Becoming an activist scholar
It is a great honour and privilege for me to be here today and have this opportunity to address a room full of ‘Central Asianists’, people who have dedicated a significant period of their lives, their intellectual capacities and passions to the study of the region I call home. I myself embody the dual identity of a Central Asian and a ‘Central Asianist’, a native researcher, a kind of a self-referential scholar, socialised and trained through a combination of home schooling and academic migrations. I am a Central Asian in a truly transnational sense – in that I was born in Tajikistan, from where my family had to leave during the civil war. We then migrated to the hometown of my maternal grandparents – Bukhara – and then to Tashkent, the capital of the newly independent Uzbekistan, where I went to a Turkish high school and completed two years of undergraduate studies at the University of World Economy and Diplomacy; I then received a George Soros-funded scholarship to become an exchange student in Vermont for a year, and then transferred to the American University of Central Asia in Bishkek, Kyrgyzstan. My postgraduate studies were all in the United Kingdom at St Andrews University, where Will famously met Kate. During my masters’ year funded by a Chevening scholarship, my family back in Uzbekistan were subjected to background checks and told they did not qualify for Uzbek citizenship – our citizenship was revoked, passports taken away, new identities of ‘persons without citizenship’ issued.
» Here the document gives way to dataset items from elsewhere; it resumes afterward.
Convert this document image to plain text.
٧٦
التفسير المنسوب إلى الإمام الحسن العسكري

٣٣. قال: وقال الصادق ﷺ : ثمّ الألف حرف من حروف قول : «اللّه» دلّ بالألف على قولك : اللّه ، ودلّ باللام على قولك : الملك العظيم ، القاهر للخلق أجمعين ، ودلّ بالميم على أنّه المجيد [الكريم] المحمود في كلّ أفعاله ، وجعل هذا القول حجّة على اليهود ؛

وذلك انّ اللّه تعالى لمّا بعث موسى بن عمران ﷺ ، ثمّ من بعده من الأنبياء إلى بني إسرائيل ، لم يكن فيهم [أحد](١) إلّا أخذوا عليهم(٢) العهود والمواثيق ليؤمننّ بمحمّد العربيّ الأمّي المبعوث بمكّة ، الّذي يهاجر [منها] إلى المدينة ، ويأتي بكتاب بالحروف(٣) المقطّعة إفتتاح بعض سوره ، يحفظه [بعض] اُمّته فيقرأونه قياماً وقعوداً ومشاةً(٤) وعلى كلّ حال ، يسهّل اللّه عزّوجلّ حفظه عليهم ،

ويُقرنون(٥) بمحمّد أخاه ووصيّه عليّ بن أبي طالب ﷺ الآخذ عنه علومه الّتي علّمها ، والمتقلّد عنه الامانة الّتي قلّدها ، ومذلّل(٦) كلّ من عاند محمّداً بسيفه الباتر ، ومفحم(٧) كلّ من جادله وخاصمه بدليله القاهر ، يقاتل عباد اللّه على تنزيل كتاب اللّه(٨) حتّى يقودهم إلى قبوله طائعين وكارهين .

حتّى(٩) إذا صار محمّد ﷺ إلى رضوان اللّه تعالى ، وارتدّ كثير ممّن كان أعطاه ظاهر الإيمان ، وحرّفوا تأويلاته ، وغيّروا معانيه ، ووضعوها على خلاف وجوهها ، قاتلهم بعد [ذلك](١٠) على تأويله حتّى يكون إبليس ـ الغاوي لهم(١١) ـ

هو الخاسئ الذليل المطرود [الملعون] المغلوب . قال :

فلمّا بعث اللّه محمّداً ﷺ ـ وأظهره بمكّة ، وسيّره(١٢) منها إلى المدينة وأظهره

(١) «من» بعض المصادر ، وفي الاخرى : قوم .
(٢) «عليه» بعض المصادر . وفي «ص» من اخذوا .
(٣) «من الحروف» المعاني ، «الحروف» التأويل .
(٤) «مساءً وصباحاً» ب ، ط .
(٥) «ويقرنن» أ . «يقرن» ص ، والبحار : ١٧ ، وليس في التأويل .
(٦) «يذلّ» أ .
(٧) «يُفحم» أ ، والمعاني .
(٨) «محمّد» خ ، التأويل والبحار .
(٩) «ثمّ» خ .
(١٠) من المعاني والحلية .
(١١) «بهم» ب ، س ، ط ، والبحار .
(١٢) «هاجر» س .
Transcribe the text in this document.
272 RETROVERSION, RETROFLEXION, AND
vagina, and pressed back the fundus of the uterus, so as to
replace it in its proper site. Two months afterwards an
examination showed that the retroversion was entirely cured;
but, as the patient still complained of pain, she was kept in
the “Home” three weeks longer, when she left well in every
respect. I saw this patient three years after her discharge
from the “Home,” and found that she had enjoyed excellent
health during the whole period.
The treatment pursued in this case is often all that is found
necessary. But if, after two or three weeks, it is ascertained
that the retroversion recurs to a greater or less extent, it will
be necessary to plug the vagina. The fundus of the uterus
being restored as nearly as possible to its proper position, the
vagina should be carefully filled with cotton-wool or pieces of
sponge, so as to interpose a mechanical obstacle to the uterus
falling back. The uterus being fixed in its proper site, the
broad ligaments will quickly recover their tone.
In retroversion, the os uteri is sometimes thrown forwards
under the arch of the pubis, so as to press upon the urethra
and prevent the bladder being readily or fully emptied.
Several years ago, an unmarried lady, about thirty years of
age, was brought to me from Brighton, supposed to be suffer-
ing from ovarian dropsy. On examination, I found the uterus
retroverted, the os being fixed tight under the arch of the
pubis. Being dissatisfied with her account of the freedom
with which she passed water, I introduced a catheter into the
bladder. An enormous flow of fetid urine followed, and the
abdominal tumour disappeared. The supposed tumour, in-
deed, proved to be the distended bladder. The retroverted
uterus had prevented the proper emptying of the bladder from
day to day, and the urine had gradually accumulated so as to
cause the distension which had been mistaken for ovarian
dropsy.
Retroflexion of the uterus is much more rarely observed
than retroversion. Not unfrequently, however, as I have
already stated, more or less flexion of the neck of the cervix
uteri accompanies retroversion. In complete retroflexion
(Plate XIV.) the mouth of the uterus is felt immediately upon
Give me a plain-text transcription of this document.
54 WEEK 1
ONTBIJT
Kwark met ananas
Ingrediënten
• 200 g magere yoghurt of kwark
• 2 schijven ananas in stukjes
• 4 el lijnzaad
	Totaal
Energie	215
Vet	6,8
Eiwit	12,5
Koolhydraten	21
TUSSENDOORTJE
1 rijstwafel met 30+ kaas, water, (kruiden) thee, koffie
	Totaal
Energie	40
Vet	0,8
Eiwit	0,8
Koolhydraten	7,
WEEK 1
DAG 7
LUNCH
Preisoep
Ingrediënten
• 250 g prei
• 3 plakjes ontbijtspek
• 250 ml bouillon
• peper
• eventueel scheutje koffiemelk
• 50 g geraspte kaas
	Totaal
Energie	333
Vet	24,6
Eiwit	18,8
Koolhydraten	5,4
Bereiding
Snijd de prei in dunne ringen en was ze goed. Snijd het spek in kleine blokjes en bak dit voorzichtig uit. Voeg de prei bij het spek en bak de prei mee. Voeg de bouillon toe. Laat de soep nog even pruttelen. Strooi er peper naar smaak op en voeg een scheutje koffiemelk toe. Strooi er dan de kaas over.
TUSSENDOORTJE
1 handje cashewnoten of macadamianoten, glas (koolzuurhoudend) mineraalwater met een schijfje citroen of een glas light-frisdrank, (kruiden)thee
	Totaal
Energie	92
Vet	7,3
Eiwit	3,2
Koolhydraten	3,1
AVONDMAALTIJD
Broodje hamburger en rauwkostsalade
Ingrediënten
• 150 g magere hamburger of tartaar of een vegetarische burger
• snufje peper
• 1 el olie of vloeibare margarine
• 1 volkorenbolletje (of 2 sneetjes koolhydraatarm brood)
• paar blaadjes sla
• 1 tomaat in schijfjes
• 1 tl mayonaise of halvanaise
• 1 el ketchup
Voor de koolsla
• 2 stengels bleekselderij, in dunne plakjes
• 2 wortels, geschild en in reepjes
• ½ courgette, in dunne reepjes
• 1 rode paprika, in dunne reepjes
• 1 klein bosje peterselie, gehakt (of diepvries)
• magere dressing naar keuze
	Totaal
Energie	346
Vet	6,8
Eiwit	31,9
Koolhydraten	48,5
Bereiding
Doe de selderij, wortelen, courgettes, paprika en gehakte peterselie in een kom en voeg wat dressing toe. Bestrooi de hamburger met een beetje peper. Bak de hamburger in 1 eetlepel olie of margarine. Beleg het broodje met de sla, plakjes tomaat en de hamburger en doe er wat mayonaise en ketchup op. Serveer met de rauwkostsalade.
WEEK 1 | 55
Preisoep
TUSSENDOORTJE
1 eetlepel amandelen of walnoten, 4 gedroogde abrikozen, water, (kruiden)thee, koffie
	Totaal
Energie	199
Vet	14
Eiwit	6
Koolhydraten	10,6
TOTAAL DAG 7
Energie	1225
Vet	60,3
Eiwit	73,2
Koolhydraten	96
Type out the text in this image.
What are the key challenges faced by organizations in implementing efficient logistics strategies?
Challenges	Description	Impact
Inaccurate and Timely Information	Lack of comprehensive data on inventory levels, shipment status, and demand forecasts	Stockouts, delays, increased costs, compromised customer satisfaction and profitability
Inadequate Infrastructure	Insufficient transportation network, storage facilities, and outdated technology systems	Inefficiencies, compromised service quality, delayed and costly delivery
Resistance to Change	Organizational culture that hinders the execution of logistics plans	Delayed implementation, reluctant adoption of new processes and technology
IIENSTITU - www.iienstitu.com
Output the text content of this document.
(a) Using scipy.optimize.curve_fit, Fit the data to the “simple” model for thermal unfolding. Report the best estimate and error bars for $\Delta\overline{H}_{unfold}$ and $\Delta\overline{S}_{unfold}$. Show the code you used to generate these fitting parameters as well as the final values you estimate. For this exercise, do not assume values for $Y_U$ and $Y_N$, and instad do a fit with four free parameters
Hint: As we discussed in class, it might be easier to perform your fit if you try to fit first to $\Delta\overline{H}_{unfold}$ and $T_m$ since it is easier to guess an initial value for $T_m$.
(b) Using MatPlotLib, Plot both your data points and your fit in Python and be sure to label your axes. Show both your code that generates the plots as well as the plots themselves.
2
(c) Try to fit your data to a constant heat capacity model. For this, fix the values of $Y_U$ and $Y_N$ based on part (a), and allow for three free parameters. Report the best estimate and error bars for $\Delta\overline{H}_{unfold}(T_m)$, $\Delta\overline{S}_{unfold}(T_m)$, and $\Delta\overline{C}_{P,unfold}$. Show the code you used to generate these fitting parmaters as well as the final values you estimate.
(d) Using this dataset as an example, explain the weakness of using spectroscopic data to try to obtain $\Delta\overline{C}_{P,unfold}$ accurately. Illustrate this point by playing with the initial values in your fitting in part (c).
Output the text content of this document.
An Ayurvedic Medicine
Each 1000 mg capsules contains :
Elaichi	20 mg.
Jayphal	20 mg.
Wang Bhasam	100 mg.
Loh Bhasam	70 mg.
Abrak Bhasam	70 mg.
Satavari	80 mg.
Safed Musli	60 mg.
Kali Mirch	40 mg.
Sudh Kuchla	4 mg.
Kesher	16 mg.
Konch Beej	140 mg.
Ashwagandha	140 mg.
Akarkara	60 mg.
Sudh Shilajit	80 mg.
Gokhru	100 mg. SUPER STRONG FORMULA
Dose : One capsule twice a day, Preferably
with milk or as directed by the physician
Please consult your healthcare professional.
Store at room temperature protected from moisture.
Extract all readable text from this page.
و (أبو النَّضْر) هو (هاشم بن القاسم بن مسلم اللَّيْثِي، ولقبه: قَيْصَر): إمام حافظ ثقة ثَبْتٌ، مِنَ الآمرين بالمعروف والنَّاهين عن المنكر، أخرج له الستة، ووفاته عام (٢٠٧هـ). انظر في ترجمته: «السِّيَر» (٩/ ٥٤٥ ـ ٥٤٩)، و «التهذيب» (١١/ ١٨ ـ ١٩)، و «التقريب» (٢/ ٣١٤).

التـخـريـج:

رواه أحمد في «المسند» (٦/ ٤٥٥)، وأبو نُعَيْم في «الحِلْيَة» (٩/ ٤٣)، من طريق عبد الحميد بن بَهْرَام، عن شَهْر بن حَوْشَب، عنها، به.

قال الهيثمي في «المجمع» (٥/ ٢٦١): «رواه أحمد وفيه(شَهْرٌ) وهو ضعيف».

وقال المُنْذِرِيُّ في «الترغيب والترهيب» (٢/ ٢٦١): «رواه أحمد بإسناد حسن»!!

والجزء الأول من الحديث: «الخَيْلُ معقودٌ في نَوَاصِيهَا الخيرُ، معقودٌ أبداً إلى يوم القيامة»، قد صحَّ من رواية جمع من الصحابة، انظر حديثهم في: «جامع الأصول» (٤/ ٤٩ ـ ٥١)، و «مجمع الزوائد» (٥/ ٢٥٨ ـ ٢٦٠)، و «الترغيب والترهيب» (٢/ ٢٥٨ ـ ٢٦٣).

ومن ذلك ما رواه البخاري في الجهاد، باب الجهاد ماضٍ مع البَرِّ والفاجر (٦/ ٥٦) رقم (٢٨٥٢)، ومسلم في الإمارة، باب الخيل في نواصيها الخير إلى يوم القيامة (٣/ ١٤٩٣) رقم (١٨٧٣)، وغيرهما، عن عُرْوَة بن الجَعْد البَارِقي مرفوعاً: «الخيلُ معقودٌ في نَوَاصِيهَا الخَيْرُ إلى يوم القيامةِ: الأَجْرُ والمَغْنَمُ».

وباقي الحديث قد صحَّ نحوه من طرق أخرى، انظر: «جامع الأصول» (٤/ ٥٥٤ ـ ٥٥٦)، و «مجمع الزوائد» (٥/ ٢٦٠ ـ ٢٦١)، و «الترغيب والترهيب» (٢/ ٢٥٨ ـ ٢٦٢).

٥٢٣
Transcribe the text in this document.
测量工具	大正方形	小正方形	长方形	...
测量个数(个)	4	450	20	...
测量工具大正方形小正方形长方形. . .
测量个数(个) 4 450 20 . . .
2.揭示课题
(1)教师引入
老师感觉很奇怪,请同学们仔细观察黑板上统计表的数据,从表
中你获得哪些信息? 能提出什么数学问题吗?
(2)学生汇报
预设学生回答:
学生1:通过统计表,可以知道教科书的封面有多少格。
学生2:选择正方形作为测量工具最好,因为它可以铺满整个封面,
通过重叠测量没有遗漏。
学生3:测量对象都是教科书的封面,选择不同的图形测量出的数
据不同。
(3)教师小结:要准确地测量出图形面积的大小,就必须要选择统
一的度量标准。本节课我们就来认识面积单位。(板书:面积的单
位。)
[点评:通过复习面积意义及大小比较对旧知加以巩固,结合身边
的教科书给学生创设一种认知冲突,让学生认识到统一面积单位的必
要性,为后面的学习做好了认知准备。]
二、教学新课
Since then I have received a Russian citizenship, and while the rest of my closest family members now reside in Kaliningrad (a curious geopolitical exclave of Russia wedged between Poland and Lithuania), I have moved back to Bishkek, where I teach at my alma mater. (I am telling you this personal life story not because my life has been extraordinary, but because it reflects some of the processes and events in the region which I tried to reflect on in my research.) My move to Bishkek for the second time signified another watershed moment in my life – I became an activist.